Gömüldükten sonra tespit çok zor
Böyle durumda yapılması gerekenler belli. Nitekim dernek, üyelerine ilgili rehberi göndermiş. Ancak bunların yapılabilmesi için hem yeteri kadar adli tıp uzmanı hem de çalışabilecekleri uygun ortam ve ekipman gerekiyor.

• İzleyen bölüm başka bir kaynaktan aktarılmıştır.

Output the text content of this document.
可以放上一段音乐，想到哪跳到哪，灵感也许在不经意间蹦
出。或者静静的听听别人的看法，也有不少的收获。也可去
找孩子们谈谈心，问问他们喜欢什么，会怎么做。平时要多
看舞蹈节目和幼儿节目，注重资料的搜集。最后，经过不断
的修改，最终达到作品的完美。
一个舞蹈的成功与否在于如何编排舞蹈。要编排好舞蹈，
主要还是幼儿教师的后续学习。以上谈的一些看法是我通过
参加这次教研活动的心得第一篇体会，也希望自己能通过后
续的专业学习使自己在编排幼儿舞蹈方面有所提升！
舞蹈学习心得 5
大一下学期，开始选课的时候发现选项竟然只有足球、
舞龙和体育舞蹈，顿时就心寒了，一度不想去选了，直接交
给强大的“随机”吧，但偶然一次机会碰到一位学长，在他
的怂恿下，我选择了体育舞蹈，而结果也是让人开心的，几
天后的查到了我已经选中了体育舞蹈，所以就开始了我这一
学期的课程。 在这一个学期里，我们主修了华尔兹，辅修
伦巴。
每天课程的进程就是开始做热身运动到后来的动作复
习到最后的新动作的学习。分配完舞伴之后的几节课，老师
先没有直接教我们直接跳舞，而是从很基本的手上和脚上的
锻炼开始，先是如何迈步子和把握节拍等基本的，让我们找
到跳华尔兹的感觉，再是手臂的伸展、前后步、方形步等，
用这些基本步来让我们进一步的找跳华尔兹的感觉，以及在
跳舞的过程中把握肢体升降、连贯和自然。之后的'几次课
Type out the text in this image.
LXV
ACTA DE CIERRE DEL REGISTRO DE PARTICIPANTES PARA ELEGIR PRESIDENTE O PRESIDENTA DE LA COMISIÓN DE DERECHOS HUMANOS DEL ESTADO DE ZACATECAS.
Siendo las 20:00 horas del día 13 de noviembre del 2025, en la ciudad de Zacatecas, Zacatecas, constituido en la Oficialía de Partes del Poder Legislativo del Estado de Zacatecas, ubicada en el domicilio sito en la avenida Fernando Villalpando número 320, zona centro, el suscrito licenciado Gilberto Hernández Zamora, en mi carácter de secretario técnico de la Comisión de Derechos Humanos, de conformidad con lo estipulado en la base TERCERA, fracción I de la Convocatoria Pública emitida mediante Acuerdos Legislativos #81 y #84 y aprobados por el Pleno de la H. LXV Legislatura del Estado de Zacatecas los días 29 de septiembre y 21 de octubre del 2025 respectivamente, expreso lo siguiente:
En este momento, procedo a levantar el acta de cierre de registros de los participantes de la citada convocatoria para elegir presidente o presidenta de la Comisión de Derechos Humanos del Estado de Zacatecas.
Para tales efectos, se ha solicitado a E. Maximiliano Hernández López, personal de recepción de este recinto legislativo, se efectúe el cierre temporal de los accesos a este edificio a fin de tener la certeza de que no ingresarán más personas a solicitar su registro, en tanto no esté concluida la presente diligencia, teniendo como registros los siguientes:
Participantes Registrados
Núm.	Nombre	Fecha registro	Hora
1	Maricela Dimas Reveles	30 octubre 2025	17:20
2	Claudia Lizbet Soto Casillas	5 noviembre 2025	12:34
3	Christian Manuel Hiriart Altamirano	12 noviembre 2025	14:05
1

Hilal, çok fazla cenaze getirildiğini, buna karşılık kimliklendirme için yeterli ortamın bulunmadığını söyledi. Cenazeler gömüldükten sonra kime ait olduğunu bulabilmenin çok daha zor olduğunu belirten Hilal, Gölcük depreminden 10-15 yıl sonra mezar açtırıp, DNA testi yaptırmaya çalışanlar olduğunu hatırlattı.
Cesetler açıkta kalıyor
Toplum sağlığı açısından cenazelerin bekletilmemesinin doğru olduğunu belirten Hilal, şunları söyledi:
“Soğuk oda yok, yeterli morg yok, cesetler açıkta kalıyor. Hastalık kaynağı olabilir. Bu da ciddi sorunlara neden olabilir. Olağanüstü koşullarda hepsine otopsi yapılması mümkün değil. Ancak iyi bir ölü muayenesiyle çok büyük kısmının tam ölüm nedenini saptamak mümkün. Boy, kilo, göz, ten rengi, varsa ameliyat içi, dövmesi tanımlanabilir, fotoğraflanabilir. DNA örnekleri alınıyor. Olay yeri inceleme bütünlüğü bozulmamışsa parmak izi alıyor. Nüfus kağıdı için alınan parmak izi havuzuyla karşılaştırılıyor. Bu da çok önemli bir veri.”
Hukuki süreç için önemli
Ölüm nedeninin daha sonra olabilecek hukuki süreçler için iyi saptanması gerektiğini hatırlatan Halil, şunları dedi: “Hepsi için sadece göçük altında kalmıştır, ölmüştür demek çok doğru bir tanımlama olmaz. Bir kısmı için doğrudur ama hepsi için derseniz doğru değil. Daha sonra hukuki bir süreç söz konusu olabilir. Bu nedenle lezyonu yazmak, ölüm nedenini ortaya koymak lazım. Kayıtların düzgün tutulması, hakların korunması açısından yararlı bir şey.”
Dönüşümlü çalışılmalı
Kendisi de adli tıp hekimi olan Türk Tabipleri Birliği (TTB) Başkanı Şebnem Korur Fincancı da hekimlerin deprem bölgesinde uzun süre kalmalarının olanaksız olduğunu, tükenmeyi önlemek için dönüşümlü çalışmaları gerektiğini söyledi. Fincancı, cenazelerin kimliklendirme ve ölüm nedenlerinin tespitinin çok önemli olduğunu hatırlattı. Enkaz kaldırma çalışmalarının gecikmesine bağlı ölümlerin meydana geldiğini belirten Fincancı, şöyle konuştu:
“İdarenin bu ölümlerde kusuru var. Organizasyonu ve enkaz kaldırma çalışmalarını hızlandırmadığı için ölüme yol açtı. Sadece deprem değil soğuk etkisiyle ölümler de idarenin kusuruna bağlanacaktır. O yüzden otopsilerin yapılmaması büyük bir eksiklik. 1999 depreminde ‘enkazdan çıkardık’ diye getirilen birinde silah yaralanması tespit etmiştik. Bunların hiçbirinin atlanmaması lazım.”